The problem is your model. Stan requires every value of the parameters that satisfies the declared constraints to have a finite density. Clearly your shifted beta has a range of only (3, 4), so you want to do this:

real<lower=3, upper=4> piplusthree;

But I have no idea why you’re defining a shifted variable, a shifted distribution, then shifting back in the likelihood.


#3

I realize that in the example I have deliberately provoked this problem. The reason is that I wanted to illustrate the behavior, when an initialization in [-2,2] is not possible (in more realistic cases, because the likelihood is really close to zero).

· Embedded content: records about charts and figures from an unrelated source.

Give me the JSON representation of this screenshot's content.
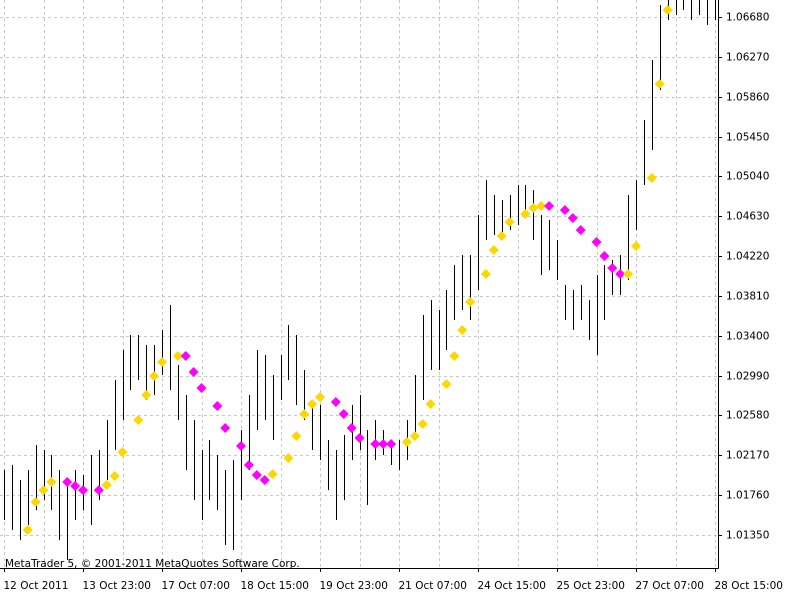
{
  "chart_data": {
    "type": "ohlc",
    "footer": "MetaTrader 5, © 2001-2011 MetaQuotes Software Corp.",
    "bar_color": "#000000",
    "grid": true,
    "categories": [
      "12 Oct 2011",
      null,
      null,
      null,
      null,
      null,
      null,
      null,
      null,
      null,
      "13 Oct 23:00",
      null,
      null,
      null,
      null,
      null,
      null,
      null,
      null,
      null,
      "17 Oct 07:00",
      null,
      null,
      null,
      null,
      null,
      null,
      null,
      null,
      null,
      "18 Oct 15:00",
      null,
      null,
      null,
      null,
      null,
      null,
      null,
      null,
      null,
      "19 Oct 23:00",
      null,
      null,
      null,
      null,
      null,
      null,
      null,
      null,
      null,
      "21 Oct 07:00",
      null,
      null,
      null,
      null,
      null,
      null,
      null,
      null,
      null,
      "24 Oct 15:00",
      null,
      null,
      null,
      null,
      null,
      null,
      null,
      null,
      null,
      "25 Oct 23:00",
      null,
      null,
      null,
      null,
      null,
      null,
      null,
      null,
      null,
      "27 Oct 07:00",
      null,
      null,
      null,
      null,
      null,
      null,
      null,
      null,
      null,
      "28 Oct 15:00"
    ],
    "high": [
      1.02018,
      1.0207,
      1.01915,
      1.02018,
      1.02276,
      1.02224,
      1.02173,
      1.02018,
      1.01915,
      1.02018,
      1.01967,
      1.02173,
      1.02224,
      1.02533,
      1.02944,
      1.03253,
      1.03408,
      1.03408,
      1.03305,
      1.03305,
      1.03459,
      1.03716,
      1.03099,
      1.0279,
      1.02533,
      1.02224,
      1.02327,
      1.02173,
      1.02018,
      1.02121,
      1.0243,
      1.0279,
      1.03253,
      1.03202,
      1.02996,
      1.03202,
      1.0351,
      1.03408,
      1.03047,
      1.02739,
      1.02687,
      1.02327,
      1.02224,
      1.02379,
      1.02687,
      1.0279,
      1.0243,
      1.02533,
      1.0243,
      1.02327,
      1.02327,
      1.02533,
      1.02996,
      1.03613,
      1.03768,
      1.03665,
      1.03871,
      1.04128,
      1.04231,
      1.04231,
      1.04642,
      1.05003,
      1.04848,
      1.04797,
      1.04848,
      1.04951,
      1.04951,
      1.049,
      1.04642,
      1.04591,
      1.04385,
      1.03922,
      1.03871,
      1.03922,
      1.03768,
      1.04025,
      1.04128,
      1.04179,
      1.04231,
      1.04848,
      1.05003,
      1.0562,
      1.06238,
      1.06804,
      1.06855,
      1.06855,
      1.06855,
      1.06855,
      1.06855,
      1.06855,
      1.06855
    ],
    "low": [
      1.01504,
      1.01401,
      1.01298,
      1.01452,
      1.01606,
      1.01709,
      1.01606,
      1.01298,
      1.01092,
      1.01504,
      1.01606,
      1.01452,
      1.01709,
      1.01915,
      1.02224,
      1.02533,
      1.02842,
      1.02944,
      1.02739,
      1.0279,
      1.02996,
      1.02842,
      1.02533,
      1.02018,
      1.01709,
      1.01504,
      1.01709,
      1.01606,
      1.01247,
      1.01195,
      1.01709,
      1.02018,
      1.0243,
      1.02533,
      1.02327,
      1.02739,
      1.02944,
      1.02687,
      1.02533,
      1.02224,
      1.02121,
      1.01812,
      1.01504,
      1.01709,
      1.02121,
      1.02224,
      1.01658,
      1.02121,
      1.02173,
      1.0207,
      1.02018,
      1.02121,
      1.02327,
      1.02739,
      1.03047,
      1.03047,
      1.03253,
      1.03562,
      1.03665,
      1.03562,
      1.03871,
      1.04385,
      1.04437,
      1.04385,
      1.04488,
      1.0454,
      1.04642,
      1.04385,
      1.04025,
      1.04076,
      1.03974,
      1.03562,
      1.03459,
      1.03562,
      1.03356,
      1.03202,
      1.03562,
      1.03819,
      1.03819,
      1.03974,
      1.04488,
      1.04951,
      1.05311,
      1.05929,
      1.06649,
      1.06701,
      1.06752,
      1.06649,
      1.06701,
      1.06598,
      1.06649
    ],
    "dots": {
      "values": [
        null,
        null,
        null,
        1.01401,
        1.01689,
        1.01812,
        1.01895,
        null,
        1.01895,
        1.01854,
        1.01812,
        null,
        1.01812,
        1.01864,
        1.01957,
        1.02204,
        null,
        1.02533,
        1.0279,
        1.02986,
        1.0313,
        null,
        1.03191,
        1.03191,
        1.03027,
        1.02862,
        null,
        1.02677,
        1.02451,
        null,
        1.02265,
        1.0207,
        1.01967,
        1.01915,
        1.01977,
        null,
        1.02142,
        1.02368,
        1.02595,
        1.02697,
        1.02769,
        null,
        1.02718,
        1.02595,
        1.02451,
        1.02348,
        null,
        1.02286,
        1.02286,
        1.02286,
        null,
        1.02307,
        1.02368,
        1.02492,
        1.02697,
        null,
        1.02903,
        1.03191,
        1.03459,
        1.03747,
        null,
        1.04035,
        1.04282,
        1.04426,
        1.0457,
        null,
        1.04653,
        1.04714,
        1.04735,
        1.04735,
        null,
        1.04694,
        1.04612,
        1.04488,
        null,
        1.04365,
        1.04221,
        1.04097,
        1.04035,
        1.04035,
        1.04323,
        null,
        1.05023,
        1.05991,
        1.06752,
        null,
        null,
        null,
        null,
        null,
        null
      ],
      "colors": [
        null,
        null,
        null,
        "#ffd700",
        "#ffd700",
        "#ffd700",
        "#ffd700",
        null,
        "#ff00ff",
        "#ff00ff",
        "#ff00ff",
        null,
        "#ff00ff",
        "#ffd700",
        "#ffd700",
        "#ffd700",
        null,
        "#ffd700",
        "#ffd700",
        "#ffd700",
        "#ffd700",
        null,
        "#ffd700",
        "#ff00ff",
        "#ff00ff",
        "#ff00ff",
        null,
        "#ff00ff",
        "#ff00ff",
        null,
        "#ff00ff",
        "#ff00ff",
        "#ff00ff",
        "#ff00ff",
        "#ffd700",
        null,
        "#ffd700",
        "#ffd700",
        "#ffd700",
        "#ffd700",
        "#ffd700",
        null,
        "#ff00ff",
        "#ff00ff",
        "#ff00ff",
        "#ff00ff",
        null,
        "#ff00ff",
        "#ff00ff",
        "#ff00ff",
        null,
        "#ffd700",
        "#ffd700",
        "#ffd700",
        "#ffd700",
        null,
        "#ffd700",
        "#ffd700",
        "#ffd700",
        "#ffd700",
        null,
        "#ffd700",
        "#ffd700",
        "#ffd700",
        "#ffd700",
        null,
        "#ffd700",
        "#ffd700",
        "#ffd700",
        "#ff00ff",
        null,
        "#ff00ff",
        "#ff00ff",
        "#ff00ff",
        null,
        "#ff00ff",
        "#ff00ff",
        "#ff00ff",
        "#ff00ff",
        "#ffd700",
        "#ffd700",
        null,
        "#ffd700",
        "#ffd700",
        "#ffd700",
        null,
        null,
        null,
        null,
        null,
        null
      ]
    },
    "ylim": [
      1.0101,
      1.06855
    ],
    "yticks": [
      {
        "value": 1.0135,
        "label": "1.01350"
      },
      {
        "value": 1.0176,
        "label": "1.01760"
      },
      {
        "value": 1.0217,
        "label": "1.02170"
      },
      {
        "value": 1.0258,
        "label": "1.02580"
      },
      {
        "value": 1.0299,
        "label": "1.02990"
      },
      {
        "value": 1.034,
        "label": "1.03400"
      },
      {
        "value": 1.0381,
        "label": "1.03810"
      },
      {
        "value": 1.0422,
        "label": "1.04220"
      },
      {
        "value": 1.0463,
        "label": "1.04630"
      },
      {
        "value": 1.0504,
        "label": "1.05040"
      },
      {
        "value": 1.0545,
        "label": "1.05450"
      },
      {
        "value": 1.0586,
        "label": "1.05860"
      },
      {
        "value": 1.0627,
        "label": "1.06270"
      },
      {
        "value": 1.0668,
        "label": "1.06680"
      }
    ]
  }
}
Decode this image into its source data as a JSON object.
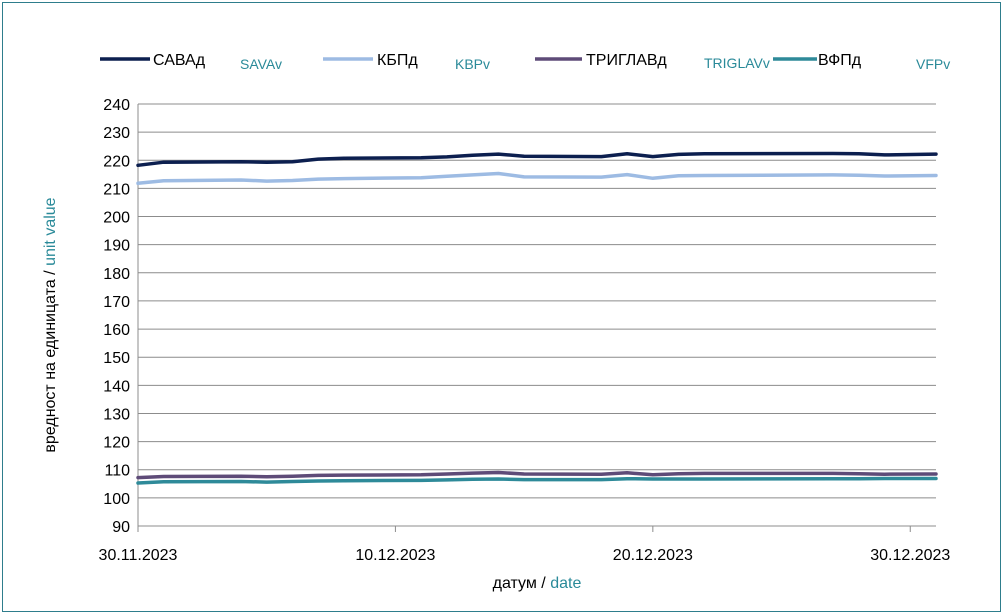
{
  "chart_data": {
    "type": "line",
    "xlabel": {
      "primary": "датум",
      "separator": " / ",
      "secondary": "date"
    },
    "ylabel": {
      "primary": "вредност на единицата",
      "separator": " / ",
      "secondary": "unit value"
    },
    "ylim": [
      90,
      240
    ],
    "yticks": [
      90,
      100,
      110,
      120,
      130,
      140,
      150,
      160,
      170,
      180,
      190,
      200,
      210,
      220,
      230,
      240
    ],
    "x_start": "30.11.2023",
    "x_end": "31.12.2023",
    "xtick_labels": [
      "30.11.2023",
      "10.12.2023",
      "20.12.2023",
      "30.12.2023"
    ],
    "grid": true,
    "legend_position": "top",
    "series": [
      {
        "name": "САВАд",
        "name_en": "SAVAv",
        "color": "#0c1f4f",
        "x": [
          "30.11.2023",
          "01.12.2023",
          "04.12.2023",
          "05.12.2023",
          "06.12.2023",
          "07.12.2023",
          "08.12.2023",
          "11.12.2023",
          "12.12.2023",
          "13.12.2023",
          "14.12.2023",
          "15.12.2023",
          "18.12.2023",
          "19.12.2023",
          "20.12.2023",
          "21.12.2023",
          "22.12.2023",
          "27.12.2023",
          "28.12.2023",
          "29.12.2023",
          "31.12.2023"
        ],
        "values": [
          218.2,
          219.3,
          219.5,
          219.3,
          219.5,
          220.4,
          220.7,
          220.9,
          221.2,
          221.8,
          222.2,
          221.4,
          221.3,
          222.3,
          221.3,
          222.1,
          222.3,
          222.4,
          222.3,
          221.9,
          222.2
        ]
      },
      {
        "name": "КБПд",
        "name_en": "KBPv",
        "color": "#9dbbe3",
        "x": [
          "30.11.2023",
          "01.12.2023",
          "04.12.2023",
          "05.12.2023",
          "06.12.2023",
          "07.12.2023",
          "08.12.2023",
          "11.12.2023",
          "12.12.2023",
          "13.12.2023",
          "14.12.2023",
          "15.12.2023",
          "18.12.2023",
          "19.12.2023",
          "20.12.2023",
          "21.12.2023",
          "22.12.2023",
          "27.12.2023",
          "28.12.2023",
          "29.12.2023",
          "31.12.2023"
        ],
        "values": [
          211.8,
          212.7,
          213.0,
          212.6,
          212.8,
          213.3,
          213.5,
          213.8,
          214.3,
          214.8,
          215.3,
          214.1,
          214.0,
          214.9,
          213.6,
          214.5,
          214.6,
          214.8,
          214.7,
          214.4,
          214.6
        ]
      },
      {
        "name": "ТРИГЛАВд",
        "name_en": "TRIGLAVv",
        "color": "#5e4b78",
        "x": [
          "30.11.2023",
          "01.12.2023",
          "04.12.2023",
          "05.12.2023",
          "06.12.2023",
          "07.12.2023",
          "08.12.2023",
          "11.12.2023",
          "12.12.2023",
          "13.12.2023",
          "14.12.2023",
          "15.12.2023",
          "18.12.2023",
          "19.12.2023",
          "20.12.2023",
          "21.12.2023",
          "22.12.2023",
          "27.12.2023",
          "28.12.2023",
          "29.12.2023",
          "31.12.2023"
        ],
        "values": [
          107.2,
          107.6,
          107.7,
          107.5,
          107.7,
          108.0,
          108.1,
          108.2,
          108.5,
          108.8,
          109.0,
          108.5,
          108.4,
          108.9,
          108.2,
          108.6,
          108.7,
          108.7,
          108.6,
          108.4,
          108.5
        ]
      },
      {
        "name": "ВФПд",
        "name_en": "VFPv",
        "color": "#2e8a99",
        "x": [
          "30.11.2023",
          "01.12.2023",
          "04.12.2023",
          "05.12.2023",
          "06.12.2023",
          "07.12.2023",
          "08.12.2023",
          "11.12.2023",
          "12.12.2023",
          "13.12.2023",
          "14.12.2023",
          "15.12.2023",
          "18.12.2023",
          "19.12.2023",
          "20.12.2023",
          "21.12.2023",
          "22.12.2023",
          "27.12.2023",
          "28.12.2023",
          "29.12.2023",
          "31.12.2023"
        ],
        "values": [
          105.3,
          105.7,
          105.8,
          105.6,
          105.8,
          106.0,
          106.1,
          106.2,
          106.4,
          106.6,
          106.7,
          106.5,
          106.5,
          106.8,
          106.7,
          106.7,
          106.7,
          106.8,
          106.8,
          106.9,
          106.9
        ]
      }
    ]
  }
}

I was talking about the scenario, when I have some guess, say, 4.1 in this example for initializing the parameter, but perhaps as in the example the exact value of 4.1 won’t work either. In such a scenario, I would want to repeatedly try an initialization with some random perturbation such as sampling from a U(4.1-1, 4.1+1) or N(4.1, 1). And of course I may face that in a multidimensional setting, with each parameter requiring a different initial guess.


#4

We haven’t found likelihood underflow to be an issue—we work on the log scale. The main place we’ve seen it be a problem is when we use a non-stiff ODE solver with a density that is stiff in some of the tail regions, but not stiff in the typical set. In that case, there’s a huge win to be had from initializing near an answer.

It’s not just that you deliberately provoked the problem, it’s that you have an ill-formed Stan model that doesn’t have support over the entire unconstrained parameter space. Stan’s just not designed to work there. It’s not just inits, but it can cause HMC to devolve to random walks even if you start in a region that has support. If your density is badly enough behaved and high enough dimensioned, you’re never going to be able to randomly init in the right places. Just imagine you have this

parameters {
  vector[100] sigma;
...
model {
  for (n in 1:100)
    y[n] ~ normal(0, sigma);

The chance of initializing in a good region is 2^-100, so you won’t have much luck.